Set up OpenTelemetry in Node.js and Python services. Auto-instrumentation, custom spans, OTLP export to Jaeger/Grafana Tempo, and correlating traces with logs a

Viprasol Tech Team
July 7, 2026
14 min read

OpenTelemetry: Observability for Modern Applications (2026)

Observability is the difference between firefighting in the dark and methodically solving problems. At Viprasol, we've moved from the fragmented world of multiple monitoring tools to OpenTelemetry—a unified approach to collecting, processing, and exporting telemetry data. This shift has transformed how we understand what's happening inside our applications.

The Observability Crisis We Solved

Five years ago, our monitoring setup looked like this: Application Insights for some services, Datadog for others, custom logging in a few places, and manual traces scattered throughout the codebase. Each tool worked fine in isolation, but getting a complete picture of a user request flowing through our system was nearly impossible.

A user reported slow performance. We checked metrics. No spike. We checked logs. Found an error, but couldn't correlate it with anything else. We grabbed a sample trace from one service, but the next service in the chain logged differently. Three hours later, we finally found the culprit: a database connection pool was exhausted in an obscure service.

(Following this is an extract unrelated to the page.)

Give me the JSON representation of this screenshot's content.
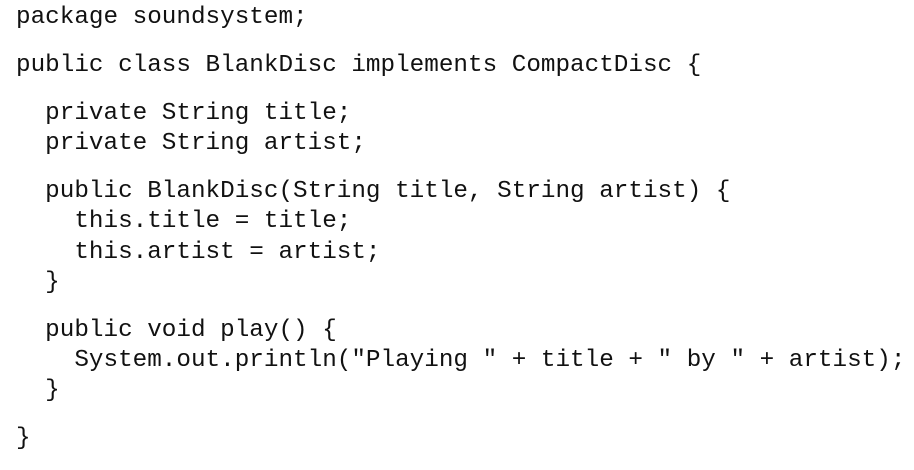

This experience pushed us to find a better way. We discovered OpenTelemetry—an open standard for observability that was gaining momentum. Instead of replacing one vendor lock-in with another, we could instrument our code once and send data to any backend we chose. That flexibility changed everything.

Understanding the Three Pillars of OpenTelemetry

OpenTelemetry unifies three types of telemetry data:

Traces

A trace represents the entire journey of a single request through your system. It shows:

  • Which services processed the request
  • How long each operation took
  • Where errors occurred
  • Dependencies between operations

When a user makes a request to your application, a trace captures every step: frontend JavaScript execution, API call, database query, cache lookup, external API call. All connected in a single timeline.

Metrics

Metrics answer the question: "What's happening in aggregate?" They measure:

  • Request rates and latencies
  • Error percentages
  • CPU and memory usage
  • Queue depths and throughput
  • Business metrics (signups, purchases, etc.)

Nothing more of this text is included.